16 There was a further interview on 9 September. Mr Carija thought the
deceased appeared depressed, but Mr Pheasant focused his mind upon his concerns in relation to this draft, made changes and a final draft was prepared. Mr Carija returned on the following day, 10 September, with that document and went through a process which seems to me to be, in the circumstances, entirely satisfactory. His evidence about that is confirmed by the second attesting witness, Mrs Champion, Mr Carija being the first witness who was to attest the will.
[2001] WASC 364
MURRAY J
17 Mr Carija read the document over to the deceased in its entirety. He
paused from time to time and he asked for agreement as to the accuracy of the content of the will, in other words, as to whether it accurately reflected the instructions which the deceased had given, and as to whether the deceased understood the effect of what was being done. He received affirmation, either orally or by affirmative nods, that that was the case as he proceeded with the process of reading the will.

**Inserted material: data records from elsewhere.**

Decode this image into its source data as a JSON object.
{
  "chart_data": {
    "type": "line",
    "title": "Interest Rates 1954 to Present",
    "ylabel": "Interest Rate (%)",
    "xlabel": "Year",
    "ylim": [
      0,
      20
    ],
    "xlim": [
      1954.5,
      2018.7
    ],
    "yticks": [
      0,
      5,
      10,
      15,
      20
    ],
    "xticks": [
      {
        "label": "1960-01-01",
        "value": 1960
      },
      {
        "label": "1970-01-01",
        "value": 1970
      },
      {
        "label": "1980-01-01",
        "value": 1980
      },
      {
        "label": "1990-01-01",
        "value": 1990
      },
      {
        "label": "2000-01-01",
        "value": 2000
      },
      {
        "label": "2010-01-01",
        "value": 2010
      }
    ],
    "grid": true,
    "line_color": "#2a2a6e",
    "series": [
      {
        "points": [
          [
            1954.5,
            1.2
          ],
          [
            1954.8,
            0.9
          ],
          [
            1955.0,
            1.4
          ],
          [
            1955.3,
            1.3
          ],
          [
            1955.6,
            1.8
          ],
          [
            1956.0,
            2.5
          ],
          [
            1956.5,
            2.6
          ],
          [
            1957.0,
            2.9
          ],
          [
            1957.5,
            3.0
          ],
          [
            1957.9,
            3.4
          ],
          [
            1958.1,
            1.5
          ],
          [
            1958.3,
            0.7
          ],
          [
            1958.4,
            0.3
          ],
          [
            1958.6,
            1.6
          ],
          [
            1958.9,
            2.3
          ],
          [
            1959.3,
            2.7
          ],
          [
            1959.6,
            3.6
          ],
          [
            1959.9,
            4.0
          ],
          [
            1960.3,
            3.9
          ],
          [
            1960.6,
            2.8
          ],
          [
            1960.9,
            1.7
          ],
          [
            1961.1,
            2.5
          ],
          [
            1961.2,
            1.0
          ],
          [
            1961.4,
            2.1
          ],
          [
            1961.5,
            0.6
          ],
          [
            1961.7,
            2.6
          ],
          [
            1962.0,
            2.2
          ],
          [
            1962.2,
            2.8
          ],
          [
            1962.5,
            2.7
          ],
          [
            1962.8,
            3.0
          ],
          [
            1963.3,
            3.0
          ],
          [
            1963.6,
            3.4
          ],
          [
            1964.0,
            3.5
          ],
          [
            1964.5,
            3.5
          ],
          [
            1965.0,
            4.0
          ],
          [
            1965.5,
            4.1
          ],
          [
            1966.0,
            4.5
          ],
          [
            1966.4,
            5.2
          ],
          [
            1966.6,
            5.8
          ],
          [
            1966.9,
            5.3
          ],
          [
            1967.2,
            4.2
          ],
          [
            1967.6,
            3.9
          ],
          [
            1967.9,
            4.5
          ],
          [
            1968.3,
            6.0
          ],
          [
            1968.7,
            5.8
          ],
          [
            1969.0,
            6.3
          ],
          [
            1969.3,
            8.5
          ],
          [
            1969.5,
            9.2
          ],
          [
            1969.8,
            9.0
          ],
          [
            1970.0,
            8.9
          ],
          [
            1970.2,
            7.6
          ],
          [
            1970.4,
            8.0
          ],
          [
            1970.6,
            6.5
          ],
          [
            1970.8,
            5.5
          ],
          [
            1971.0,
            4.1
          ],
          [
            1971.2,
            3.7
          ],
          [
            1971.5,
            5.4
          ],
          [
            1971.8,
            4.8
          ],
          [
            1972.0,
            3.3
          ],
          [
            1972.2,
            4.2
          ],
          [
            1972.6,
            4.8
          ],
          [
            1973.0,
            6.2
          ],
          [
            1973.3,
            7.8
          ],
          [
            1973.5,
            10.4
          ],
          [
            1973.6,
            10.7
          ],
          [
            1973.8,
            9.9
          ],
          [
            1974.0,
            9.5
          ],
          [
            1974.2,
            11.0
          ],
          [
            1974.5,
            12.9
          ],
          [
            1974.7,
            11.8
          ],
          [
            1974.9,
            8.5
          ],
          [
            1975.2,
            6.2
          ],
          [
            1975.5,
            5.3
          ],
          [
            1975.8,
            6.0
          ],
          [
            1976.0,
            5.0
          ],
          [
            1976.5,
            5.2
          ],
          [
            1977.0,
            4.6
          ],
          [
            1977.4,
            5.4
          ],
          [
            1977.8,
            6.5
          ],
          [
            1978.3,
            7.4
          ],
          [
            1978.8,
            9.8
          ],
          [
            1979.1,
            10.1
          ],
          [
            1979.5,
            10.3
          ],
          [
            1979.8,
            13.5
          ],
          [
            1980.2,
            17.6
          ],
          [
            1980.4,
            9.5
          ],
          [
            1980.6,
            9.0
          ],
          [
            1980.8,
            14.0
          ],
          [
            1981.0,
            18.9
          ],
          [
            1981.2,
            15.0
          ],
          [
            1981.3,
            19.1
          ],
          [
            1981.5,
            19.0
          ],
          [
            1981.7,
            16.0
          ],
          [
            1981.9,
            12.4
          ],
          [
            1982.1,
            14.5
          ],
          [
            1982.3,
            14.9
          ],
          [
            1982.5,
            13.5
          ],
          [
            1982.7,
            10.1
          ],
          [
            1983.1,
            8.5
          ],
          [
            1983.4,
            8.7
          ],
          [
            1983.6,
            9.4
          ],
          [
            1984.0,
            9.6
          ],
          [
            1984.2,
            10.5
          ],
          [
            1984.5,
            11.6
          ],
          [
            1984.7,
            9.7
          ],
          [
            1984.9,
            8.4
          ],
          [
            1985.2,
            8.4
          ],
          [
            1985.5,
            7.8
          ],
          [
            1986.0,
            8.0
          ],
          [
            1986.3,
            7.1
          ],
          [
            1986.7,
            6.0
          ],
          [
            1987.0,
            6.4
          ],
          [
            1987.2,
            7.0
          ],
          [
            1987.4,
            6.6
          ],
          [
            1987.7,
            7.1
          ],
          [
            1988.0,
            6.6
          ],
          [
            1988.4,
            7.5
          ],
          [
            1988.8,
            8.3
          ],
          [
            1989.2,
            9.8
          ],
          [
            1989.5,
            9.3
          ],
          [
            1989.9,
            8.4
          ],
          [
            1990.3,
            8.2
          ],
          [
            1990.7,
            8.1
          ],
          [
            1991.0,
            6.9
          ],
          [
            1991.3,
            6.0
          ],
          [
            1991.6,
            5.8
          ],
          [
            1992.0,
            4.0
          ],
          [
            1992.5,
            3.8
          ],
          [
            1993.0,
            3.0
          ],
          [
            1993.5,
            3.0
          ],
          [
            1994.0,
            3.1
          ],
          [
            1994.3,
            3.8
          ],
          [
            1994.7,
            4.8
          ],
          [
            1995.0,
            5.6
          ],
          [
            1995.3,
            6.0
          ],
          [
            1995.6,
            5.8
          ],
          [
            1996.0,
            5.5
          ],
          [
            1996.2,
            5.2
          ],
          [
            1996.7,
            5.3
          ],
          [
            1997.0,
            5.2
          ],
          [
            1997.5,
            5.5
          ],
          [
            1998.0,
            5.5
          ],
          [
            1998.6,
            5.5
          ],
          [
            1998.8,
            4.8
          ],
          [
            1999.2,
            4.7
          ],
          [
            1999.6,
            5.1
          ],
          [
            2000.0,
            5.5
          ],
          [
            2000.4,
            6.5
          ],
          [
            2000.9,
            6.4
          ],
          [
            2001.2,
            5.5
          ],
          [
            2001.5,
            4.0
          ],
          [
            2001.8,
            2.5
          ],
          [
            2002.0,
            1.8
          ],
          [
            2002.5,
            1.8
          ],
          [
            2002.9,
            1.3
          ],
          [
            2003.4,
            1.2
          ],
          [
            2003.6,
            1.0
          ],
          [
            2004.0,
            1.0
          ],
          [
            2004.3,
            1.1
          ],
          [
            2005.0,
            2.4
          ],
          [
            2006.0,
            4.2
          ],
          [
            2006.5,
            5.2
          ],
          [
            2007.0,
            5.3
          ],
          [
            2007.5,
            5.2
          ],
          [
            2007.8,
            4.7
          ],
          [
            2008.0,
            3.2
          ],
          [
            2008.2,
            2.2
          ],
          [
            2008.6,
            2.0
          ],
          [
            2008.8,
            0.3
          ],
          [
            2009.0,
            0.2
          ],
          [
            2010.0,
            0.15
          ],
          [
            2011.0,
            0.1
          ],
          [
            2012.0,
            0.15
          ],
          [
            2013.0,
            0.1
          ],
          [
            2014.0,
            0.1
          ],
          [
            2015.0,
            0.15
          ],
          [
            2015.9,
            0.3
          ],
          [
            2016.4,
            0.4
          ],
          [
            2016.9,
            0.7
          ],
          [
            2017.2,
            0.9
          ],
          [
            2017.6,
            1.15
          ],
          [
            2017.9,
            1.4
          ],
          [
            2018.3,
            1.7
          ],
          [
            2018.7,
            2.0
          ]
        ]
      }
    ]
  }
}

18 Only upon the conclusion of that process, part of which was
witnessed by Mrs Champion, was the process of executing the will undertaken. It was executed in appropriate and correct legal terms. It was dated 10 September 2000. Mr Pheasant signed it, completely willingly, on each page. Mr Carija then performed the task of signing each page and entered his particulars under the attestation clause. Mrs Champion followed suit.
19 Mrs Champion, it should be said, as in the case of Mr Carija, has no
interest in the estate, no knowledge of or friendship with any person who is by that document a beneficiary of the estate and no interest in giving testimony which was other than clear and accurate.
The process of giving instructions for this will took place over a considerable period between 27 August 2000 and 9 September 2000. That enables the court to have the benefit of Mr Carija's evidence in relation to the way in which the deceased conducted himself over that period of time. The process of instruction was not completed, as has been seen, until shortly before the will itself was executed.
21 I am perfectly satisfied that testamentary capacity on the part of the
deceased has been established to a high degree of proof, both in relation to the process of giving instructions at times when that occurred and at the time of the final execution of the will. I would be prepared to make the orders sought in this case.